Fue ese año de 1937 cuando María Zambrano y su esposo, el historiador Alfonso Rodríguez Aldave, volvieron a España cuando ya sabían que la guerra estaba perdida. ¿Por qué vuelven entonces? les preguntó aquellos días un periodista en Madrid: "Por eso. Porque está perdida", contestaron los dos.
No quedaba tiempo para mucho más, pero desde aquella primera tarde María Zambrano se comprometió en la defensa de la República y ocupó un puesto como consejera nacional de la Infancia Evacuada. No debió de serle fácil. Ayudó a muchos niños a salir de España. Pero el futuro que le esperaba no era mejor que aquel desastre que dejaban atrás.
En el 38 murió el padre de la filósofa, don Blas Zambrano, cuya historia estuvo tan colmada de afectos y buenos deseos con don Antonio Machado. El poeta de Sevilla le dedicó al conocer la noticia de su fallecimiento un capítulo de su Mairena póstumo.
La guerra acabó y María Zambrano no reconoció aquel país y volvió a marchar primero a Cuba y luego a México.

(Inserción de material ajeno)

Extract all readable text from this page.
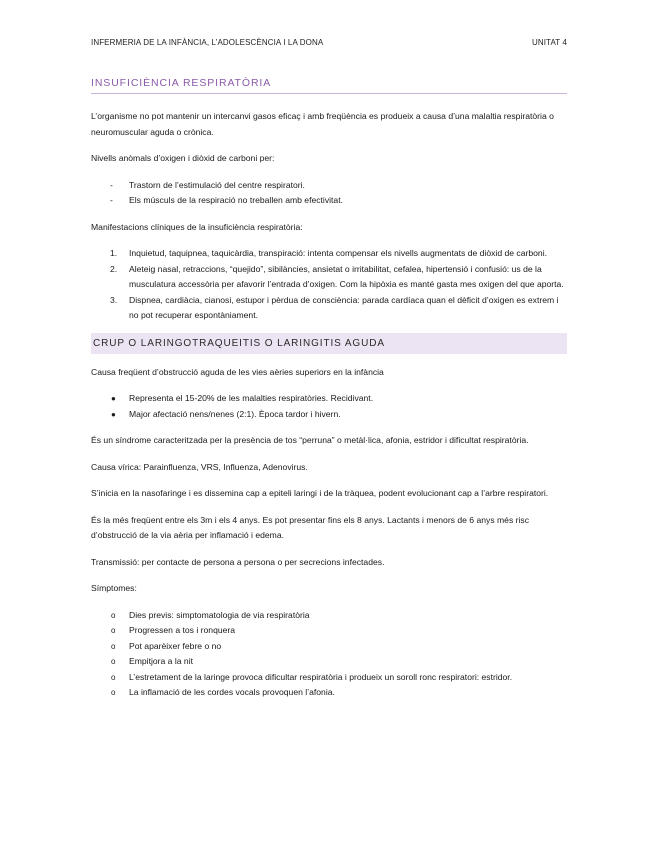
INFERMERIA DE LA INFÀNCIA, L’ADOLESCÈNCIA I LA DONA	UNITAT 4
INSUFICIÈNCIA RESPIRATÒRIA

L’organisme no pot mantenir un intercanvi gasos eficaç i amb freqüència es produeix a causa d’una malaltia respiratòria o neuromuscular aguda o crònica.

Nivells anòmals d’oxigen i diòxid de carboni per:

- Trastorn de l’estimulació del centre respiratori.
- Els músculs de la respiració no treballen amb efectivitat.

Manifestacions clíniques de la insuficiència respiratòria:

1. Inquietud, taquipnea, taquicàrdia, transpiració: intenta compensar els nivells augmentats de diòxid de carboni.
2. Aleteig nasal, retraccions, “quejido”, sibilàncies, ansietat o irritabilitat, cefalea, hipertensió i confusió: us de la musculatura accessòria per afavorir l’entrada d’oxigen. Com la hipòxia es manté gasta mes oxigen del que aporta.
3. Dispnea, cardiàcia, cianosi, estupor i pèrdua de consciència: parada cardíaca quan el dèficit d’oxigen es extrem i no pot recuperar espontàniament.
CRUP O LARINGOTRAQUEITIS O LARINGITIS AGUDA

Causa freqüent d’obstrucció aguda de les vies aèries superiors en la infància

● Representa el 15-20% de les malalties respiratòries. Recidivant.
● Major afectació nens/nenes (2:1). Època tardor i hivern.

És un síndrome caracteritzada per la presència de tos “perruna” o metàl·lica, afonia, estridor i dificultat respiratòria.

Causa vírica: Parainfluenza, VRS, Influenza, Adenovirus.

S’inicia en la nasofaringe i es dissemina cap a epiteli laringi i de la tràquea, podent evolucionant cap a l’arbre respiratori.

És la més freqüent entre els 3m i els 4 anys. Es pot presentar fins els 8 anys. Lactants i menors de 6 anys més risc d’obstrucció de la via aèria per inflamació i edema.

Transmissió: per contacte de persona a persona o per secrecions infectades.

Símptomes:

o Dies previs: simptomatologia de via respiratòria
o Progressen a tos i ronquera
o Pot aparèixer febre o no
o Empitjora a la nit
o L’estretament de la laringe provoca dificultar respiratòria i produeix un soroll ronc respiratori: estridor.
o La inflamació de les cordes vocals provoquen l’afonia.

Son los meses en que edifica su ensayo titulado 'La envidia española y su raíz religiosa', los días en que sus escritos están salpicados de sombras proyectadas por Unamuno y por el pensamiento vivo de Séneca, que dos mil años después aún alumbraban los estertores de Occidente.
La guerra de España fue la antesala a la guerra europea a la que califica de agonía en su ensayo de 1945. Pero el envés de aquellas tragedias diseccionadas con una prosa limpia y de aguas claras era la dedicación al lado dulce de la vida que halló en Cuba de mano de José Lezama Lima, el autor inabarcable de la novela 'Paradiso', que huele a fruta, a sudor y a sexo abierto.
Aquel amor por la isla, aquella delectación que le produce la sensualidad de un país que parece revivir el pecado original conduce nuevamente al principio de estas líneas y a su texto de 'Por qué se escribe'. Zambrano aquel año de 1950 advirtió: 
"Descubrir el secreto y comunicarlo son los dos acicates que mueven al escritor".
Eso era justo lo que ella había hecho toda su vida: desvelar un secreto que anidaba en los pliegues entre la divinidad y el sueño, entre la realidad y la poesía que fueron palabras que le sirvieron para interpretar el mundo, para entenderlo, para fijarlo.